There the king sent a couple of his young men to jump over the surprised visitors.

The ceremony was meant to demonstrate the inferiority of the newcomers to their hosts.

At some point thereafter the Duke of Mecklenburg was photographed watching a young Tutsi jump over a bar placed between two forked sticks at a height which exceeded the world record, if such existed, for the high jump at that date.

Yet you can scour the records of athletic performance since that time and you will find no signs of Tutsi holders of world records or Olympic medals for high-jumping.

What was an interesting cultural practice did not translate into a modern sport.

And the same, I’m afraid, may be true of the Aboriginal practices of marn grook played in the Western District of Victoria or the game or activity taking place in Gippsland, which involved leaping high to catch the ball which was discussed at the Sporting Traditions Conference in Canberra this year by Robert Messenger.

Messenger thought that the high mark developed by players like Charlie ‘Commotion’ Pearson, the Essendon star of the 1880s, might have derived from his early experience of what was taking place in the area in which he grew up.

As I have said before, I would love to believe that footy was influenced by Aboriginal practices in its early chaotic days, before it settled down into the sport we know today.

But my training as a social historian causes me to be very sceptical that members of the Melbourne and Geelong middle classes in the mid-nineteenth century, many of whom went to private schools modelled on, and staffed by, products of the English public schools, would look beyond their English models for the game they were evolving.

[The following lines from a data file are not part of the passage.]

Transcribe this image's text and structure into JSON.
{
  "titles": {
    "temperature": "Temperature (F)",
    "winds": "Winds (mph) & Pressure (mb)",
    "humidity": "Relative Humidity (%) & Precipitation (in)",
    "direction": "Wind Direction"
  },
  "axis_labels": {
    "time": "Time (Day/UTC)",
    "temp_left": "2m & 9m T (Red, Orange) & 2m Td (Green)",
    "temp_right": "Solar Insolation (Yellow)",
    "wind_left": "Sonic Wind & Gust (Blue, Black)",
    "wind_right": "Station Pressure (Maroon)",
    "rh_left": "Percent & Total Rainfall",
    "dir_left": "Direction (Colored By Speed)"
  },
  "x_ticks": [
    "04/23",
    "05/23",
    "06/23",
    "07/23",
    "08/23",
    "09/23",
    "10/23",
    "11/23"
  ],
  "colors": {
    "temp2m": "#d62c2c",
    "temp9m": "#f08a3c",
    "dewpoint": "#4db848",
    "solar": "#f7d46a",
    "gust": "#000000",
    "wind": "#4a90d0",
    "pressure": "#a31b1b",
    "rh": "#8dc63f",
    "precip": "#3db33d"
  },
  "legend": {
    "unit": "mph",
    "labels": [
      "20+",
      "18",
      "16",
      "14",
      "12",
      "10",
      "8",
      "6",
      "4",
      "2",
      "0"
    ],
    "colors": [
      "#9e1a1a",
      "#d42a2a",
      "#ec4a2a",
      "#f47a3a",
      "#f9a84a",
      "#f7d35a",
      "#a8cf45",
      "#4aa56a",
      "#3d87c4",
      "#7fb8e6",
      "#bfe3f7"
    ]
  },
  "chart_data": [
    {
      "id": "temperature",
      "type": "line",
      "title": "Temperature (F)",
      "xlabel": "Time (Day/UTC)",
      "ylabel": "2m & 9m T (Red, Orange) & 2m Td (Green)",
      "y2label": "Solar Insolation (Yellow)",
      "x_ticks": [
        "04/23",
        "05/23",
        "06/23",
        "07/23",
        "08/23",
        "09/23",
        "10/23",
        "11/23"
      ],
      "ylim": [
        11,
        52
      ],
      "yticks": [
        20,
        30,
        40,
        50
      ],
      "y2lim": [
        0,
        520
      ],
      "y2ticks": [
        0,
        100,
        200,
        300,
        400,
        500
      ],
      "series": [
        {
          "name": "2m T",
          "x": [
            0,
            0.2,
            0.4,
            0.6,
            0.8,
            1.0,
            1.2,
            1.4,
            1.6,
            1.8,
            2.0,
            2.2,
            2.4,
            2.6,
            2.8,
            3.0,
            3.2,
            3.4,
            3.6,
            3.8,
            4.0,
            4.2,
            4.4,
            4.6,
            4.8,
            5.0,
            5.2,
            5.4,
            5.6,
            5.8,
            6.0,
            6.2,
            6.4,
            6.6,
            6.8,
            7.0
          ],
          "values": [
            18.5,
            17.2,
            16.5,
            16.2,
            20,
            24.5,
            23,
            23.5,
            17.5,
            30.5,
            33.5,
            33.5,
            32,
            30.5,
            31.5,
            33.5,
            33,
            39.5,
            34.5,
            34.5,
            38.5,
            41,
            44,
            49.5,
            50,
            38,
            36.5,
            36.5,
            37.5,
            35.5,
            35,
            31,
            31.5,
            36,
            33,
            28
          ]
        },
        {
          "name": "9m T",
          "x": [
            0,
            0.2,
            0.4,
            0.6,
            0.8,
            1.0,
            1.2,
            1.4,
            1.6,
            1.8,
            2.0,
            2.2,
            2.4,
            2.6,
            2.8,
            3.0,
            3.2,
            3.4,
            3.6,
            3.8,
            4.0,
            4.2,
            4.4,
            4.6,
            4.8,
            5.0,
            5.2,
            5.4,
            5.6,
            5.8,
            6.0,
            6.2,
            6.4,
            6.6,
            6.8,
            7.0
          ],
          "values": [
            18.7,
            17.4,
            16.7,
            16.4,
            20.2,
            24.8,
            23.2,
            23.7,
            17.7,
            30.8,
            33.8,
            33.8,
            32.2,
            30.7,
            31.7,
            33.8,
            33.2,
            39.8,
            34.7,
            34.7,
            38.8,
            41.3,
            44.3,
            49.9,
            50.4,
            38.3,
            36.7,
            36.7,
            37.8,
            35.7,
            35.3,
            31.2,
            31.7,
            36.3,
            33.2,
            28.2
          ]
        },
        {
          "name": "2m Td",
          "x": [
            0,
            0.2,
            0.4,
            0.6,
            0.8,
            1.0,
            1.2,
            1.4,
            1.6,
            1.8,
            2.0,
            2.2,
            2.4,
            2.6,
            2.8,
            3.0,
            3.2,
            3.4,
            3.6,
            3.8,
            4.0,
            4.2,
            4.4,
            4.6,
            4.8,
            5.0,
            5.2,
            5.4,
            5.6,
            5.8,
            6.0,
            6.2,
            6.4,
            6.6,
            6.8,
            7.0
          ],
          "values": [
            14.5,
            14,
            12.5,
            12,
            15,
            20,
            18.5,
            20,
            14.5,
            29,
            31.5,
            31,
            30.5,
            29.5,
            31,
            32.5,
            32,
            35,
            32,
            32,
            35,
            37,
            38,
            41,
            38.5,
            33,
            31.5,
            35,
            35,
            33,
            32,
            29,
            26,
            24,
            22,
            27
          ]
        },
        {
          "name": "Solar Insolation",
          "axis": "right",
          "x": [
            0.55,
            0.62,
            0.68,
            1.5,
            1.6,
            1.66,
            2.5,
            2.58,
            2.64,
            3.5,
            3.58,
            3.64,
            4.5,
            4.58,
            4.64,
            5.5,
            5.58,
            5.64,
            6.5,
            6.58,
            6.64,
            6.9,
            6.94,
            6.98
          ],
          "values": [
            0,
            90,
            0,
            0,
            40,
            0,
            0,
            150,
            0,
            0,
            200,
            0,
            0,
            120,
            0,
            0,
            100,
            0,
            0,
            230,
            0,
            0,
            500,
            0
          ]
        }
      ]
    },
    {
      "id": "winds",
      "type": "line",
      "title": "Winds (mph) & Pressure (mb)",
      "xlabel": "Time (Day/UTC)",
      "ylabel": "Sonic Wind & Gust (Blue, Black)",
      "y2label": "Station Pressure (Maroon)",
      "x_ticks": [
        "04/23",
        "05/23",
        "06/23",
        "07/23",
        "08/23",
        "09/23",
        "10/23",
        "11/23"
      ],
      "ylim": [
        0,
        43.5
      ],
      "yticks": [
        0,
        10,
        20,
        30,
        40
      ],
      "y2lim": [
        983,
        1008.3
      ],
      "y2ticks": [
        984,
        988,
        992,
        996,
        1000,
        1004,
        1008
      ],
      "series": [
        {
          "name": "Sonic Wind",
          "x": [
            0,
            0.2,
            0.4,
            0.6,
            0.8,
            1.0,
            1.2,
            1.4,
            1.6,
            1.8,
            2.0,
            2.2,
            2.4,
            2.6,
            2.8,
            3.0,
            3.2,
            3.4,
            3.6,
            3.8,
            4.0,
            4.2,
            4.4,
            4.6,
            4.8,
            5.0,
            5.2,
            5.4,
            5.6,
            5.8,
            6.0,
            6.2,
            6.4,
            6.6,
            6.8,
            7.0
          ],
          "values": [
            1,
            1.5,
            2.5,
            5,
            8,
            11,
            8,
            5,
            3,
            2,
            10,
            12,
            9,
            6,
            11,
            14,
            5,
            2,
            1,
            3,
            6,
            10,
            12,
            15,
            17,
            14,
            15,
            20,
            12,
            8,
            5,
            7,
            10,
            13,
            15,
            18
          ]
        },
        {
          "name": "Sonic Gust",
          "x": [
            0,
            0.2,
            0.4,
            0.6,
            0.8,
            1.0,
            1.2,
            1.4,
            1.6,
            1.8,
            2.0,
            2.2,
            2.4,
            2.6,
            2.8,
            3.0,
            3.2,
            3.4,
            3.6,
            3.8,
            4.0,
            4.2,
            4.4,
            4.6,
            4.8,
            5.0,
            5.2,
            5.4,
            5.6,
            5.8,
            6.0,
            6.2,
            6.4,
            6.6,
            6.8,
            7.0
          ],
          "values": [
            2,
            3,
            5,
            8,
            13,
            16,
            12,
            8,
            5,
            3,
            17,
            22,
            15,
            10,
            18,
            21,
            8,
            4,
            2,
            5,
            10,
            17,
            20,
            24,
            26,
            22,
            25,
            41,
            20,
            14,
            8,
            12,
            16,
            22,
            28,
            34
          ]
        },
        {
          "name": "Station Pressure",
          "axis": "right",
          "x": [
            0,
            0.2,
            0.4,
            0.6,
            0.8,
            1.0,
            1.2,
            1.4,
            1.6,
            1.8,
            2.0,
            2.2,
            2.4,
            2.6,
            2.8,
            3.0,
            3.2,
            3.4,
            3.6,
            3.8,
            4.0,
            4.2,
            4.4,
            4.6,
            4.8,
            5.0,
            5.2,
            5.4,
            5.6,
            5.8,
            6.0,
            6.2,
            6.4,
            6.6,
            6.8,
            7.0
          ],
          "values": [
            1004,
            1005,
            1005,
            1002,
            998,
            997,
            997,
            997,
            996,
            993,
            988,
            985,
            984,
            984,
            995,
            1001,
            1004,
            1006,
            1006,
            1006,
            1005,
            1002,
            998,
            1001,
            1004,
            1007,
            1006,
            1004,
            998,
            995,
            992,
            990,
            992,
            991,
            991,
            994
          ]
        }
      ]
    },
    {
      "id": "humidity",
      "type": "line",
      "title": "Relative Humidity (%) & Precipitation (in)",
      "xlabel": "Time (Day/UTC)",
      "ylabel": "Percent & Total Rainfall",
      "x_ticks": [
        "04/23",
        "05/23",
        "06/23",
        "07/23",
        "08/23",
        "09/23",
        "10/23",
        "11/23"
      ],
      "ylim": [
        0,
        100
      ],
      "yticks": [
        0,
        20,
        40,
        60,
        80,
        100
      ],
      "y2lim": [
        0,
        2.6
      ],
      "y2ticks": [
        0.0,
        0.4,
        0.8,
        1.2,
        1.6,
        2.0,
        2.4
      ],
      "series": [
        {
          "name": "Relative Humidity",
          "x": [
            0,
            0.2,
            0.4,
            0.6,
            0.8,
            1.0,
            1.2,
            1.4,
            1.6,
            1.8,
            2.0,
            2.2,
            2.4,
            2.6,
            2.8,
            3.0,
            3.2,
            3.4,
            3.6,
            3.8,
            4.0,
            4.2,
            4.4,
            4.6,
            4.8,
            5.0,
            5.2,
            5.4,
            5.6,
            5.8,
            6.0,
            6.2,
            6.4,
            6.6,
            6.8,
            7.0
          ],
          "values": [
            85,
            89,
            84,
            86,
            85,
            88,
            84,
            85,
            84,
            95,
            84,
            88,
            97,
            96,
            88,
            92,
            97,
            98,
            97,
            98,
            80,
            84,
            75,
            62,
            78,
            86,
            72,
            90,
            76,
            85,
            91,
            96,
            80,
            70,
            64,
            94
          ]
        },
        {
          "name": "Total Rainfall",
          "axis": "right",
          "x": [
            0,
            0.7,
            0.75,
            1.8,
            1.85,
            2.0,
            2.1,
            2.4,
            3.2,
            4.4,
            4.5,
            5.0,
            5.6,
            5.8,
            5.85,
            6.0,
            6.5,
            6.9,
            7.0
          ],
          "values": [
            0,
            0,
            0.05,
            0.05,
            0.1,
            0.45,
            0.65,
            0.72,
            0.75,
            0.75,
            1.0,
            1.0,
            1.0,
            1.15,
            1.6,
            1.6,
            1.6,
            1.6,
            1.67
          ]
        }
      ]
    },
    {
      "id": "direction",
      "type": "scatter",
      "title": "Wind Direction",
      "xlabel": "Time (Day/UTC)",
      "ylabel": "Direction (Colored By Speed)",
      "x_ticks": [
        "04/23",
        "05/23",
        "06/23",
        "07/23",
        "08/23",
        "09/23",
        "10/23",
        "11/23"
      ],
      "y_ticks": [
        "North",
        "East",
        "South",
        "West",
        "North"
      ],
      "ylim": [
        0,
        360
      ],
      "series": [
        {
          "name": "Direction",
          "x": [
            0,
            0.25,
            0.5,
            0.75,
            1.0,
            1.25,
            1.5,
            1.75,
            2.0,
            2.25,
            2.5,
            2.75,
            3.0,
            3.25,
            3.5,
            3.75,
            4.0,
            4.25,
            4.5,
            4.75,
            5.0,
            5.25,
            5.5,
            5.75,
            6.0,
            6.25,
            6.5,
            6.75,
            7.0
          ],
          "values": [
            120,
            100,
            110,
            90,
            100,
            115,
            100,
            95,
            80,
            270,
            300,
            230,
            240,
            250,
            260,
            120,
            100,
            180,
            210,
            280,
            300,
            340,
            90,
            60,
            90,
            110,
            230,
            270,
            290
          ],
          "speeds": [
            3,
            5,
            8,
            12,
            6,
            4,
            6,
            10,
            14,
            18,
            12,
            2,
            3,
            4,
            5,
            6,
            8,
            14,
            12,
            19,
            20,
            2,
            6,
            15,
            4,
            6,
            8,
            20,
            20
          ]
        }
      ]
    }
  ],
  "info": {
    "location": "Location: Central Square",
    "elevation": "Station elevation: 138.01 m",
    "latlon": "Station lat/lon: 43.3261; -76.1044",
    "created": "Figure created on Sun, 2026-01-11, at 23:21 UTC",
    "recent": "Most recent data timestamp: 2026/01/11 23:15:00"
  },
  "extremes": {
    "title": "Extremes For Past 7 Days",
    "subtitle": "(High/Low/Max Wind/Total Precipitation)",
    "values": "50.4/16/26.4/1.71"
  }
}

We know that Tom Wills, our local hero, who had a big influence on the game as it developed in Geelong, wrote an inspirational letter to Bell’s Life calling for a game to keep cricketers fit during the winter months.

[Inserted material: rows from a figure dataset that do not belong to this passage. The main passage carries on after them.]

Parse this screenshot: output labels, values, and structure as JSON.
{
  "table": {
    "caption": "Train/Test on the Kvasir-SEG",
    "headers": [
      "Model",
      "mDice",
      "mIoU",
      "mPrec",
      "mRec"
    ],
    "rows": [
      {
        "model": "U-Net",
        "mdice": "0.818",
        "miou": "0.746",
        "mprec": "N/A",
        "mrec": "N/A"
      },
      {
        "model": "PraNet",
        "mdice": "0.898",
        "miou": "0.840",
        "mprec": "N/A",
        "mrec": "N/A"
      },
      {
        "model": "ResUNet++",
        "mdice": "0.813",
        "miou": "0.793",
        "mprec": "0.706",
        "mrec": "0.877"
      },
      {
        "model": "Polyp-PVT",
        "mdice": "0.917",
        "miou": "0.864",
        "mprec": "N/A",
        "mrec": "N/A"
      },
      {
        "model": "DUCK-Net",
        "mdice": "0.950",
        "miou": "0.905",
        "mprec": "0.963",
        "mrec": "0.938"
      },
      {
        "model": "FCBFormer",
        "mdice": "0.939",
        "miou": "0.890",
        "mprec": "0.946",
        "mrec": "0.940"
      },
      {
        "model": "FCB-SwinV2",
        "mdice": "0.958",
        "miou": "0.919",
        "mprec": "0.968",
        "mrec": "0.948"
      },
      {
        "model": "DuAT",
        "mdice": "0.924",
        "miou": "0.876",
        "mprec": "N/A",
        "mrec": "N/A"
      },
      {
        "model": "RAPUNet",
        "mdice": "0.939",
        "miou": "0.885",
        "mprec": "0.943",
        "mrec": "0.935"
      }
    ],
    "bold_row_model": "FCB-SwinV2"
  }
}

And he was heavily involved with the Aboriginal cricketers who made the first Australian cricket tour of England in 1868.

But Wills was educated at Rugby school in England and he had less influence on the development of the rules of Australian football than his cousin Colden Harrison and Messrs Thompson, Hammersley and Smith who looked predominantly to English models.

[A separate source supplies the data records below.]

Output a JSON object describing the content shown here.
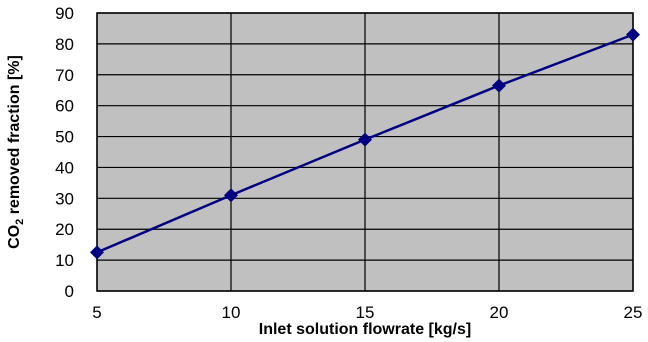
{
  "chart_data": {
    "type": "line",
    "title": "",
    "xlabel": "Inlet solution flowrate [kg/s]",
    "ylabel_main": "CO",
    "ylabel_sub": "2",
    "ylabel_rest": " removed fraction [%]",
    "x": [
      5,
      10,
      15,
      20,
      25
    ],
    "series": [
      {
        "values": [
          12.5,
          31,
          49,
          66.5,
          83
        ]
      }
    ],
    "xlim": [
      5,
      25
    ],
    "ylim": [
      0,
      90
    ],
    "xticks": [
      "5",
      "10",
      "15",
      "20",
      "25"
    ],
    "yticks": [
      "0",
      "10",
      "20",
      "30",
      "40",
      "50",
      "60",
      "70",
      "80",
      "90"
    ],
    "grid": true,
    "legend": "none",
    "colors": {
      "plot_background": "#c0c0c0",
      "line": "#000080",
      "marker": "#000080",
      "grid": "#000000"
    }
  }
}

It is very unfashionable in these days of aggressive Australian nationalism to suggest that we could learn anything from England, but our 19th century predecessors were as keen to demonstrate that they were part and parcel of the British empire as they were to claim any colonial distinctiveness.

And when they sought to draw up rules for what became the pre-eminent domestic code of football it was to England, not to Aboriginal Australia, that they turned for inspiration.

History is always changing and being reinterpreted as new evidence comes to light and new ideas impinge on the way we think about and interpret our history.

It may be that in the future we will find convincing evidence that there was a strong Aboriginal influence on our fledgling game, but so far I remain reluctantly sceptical.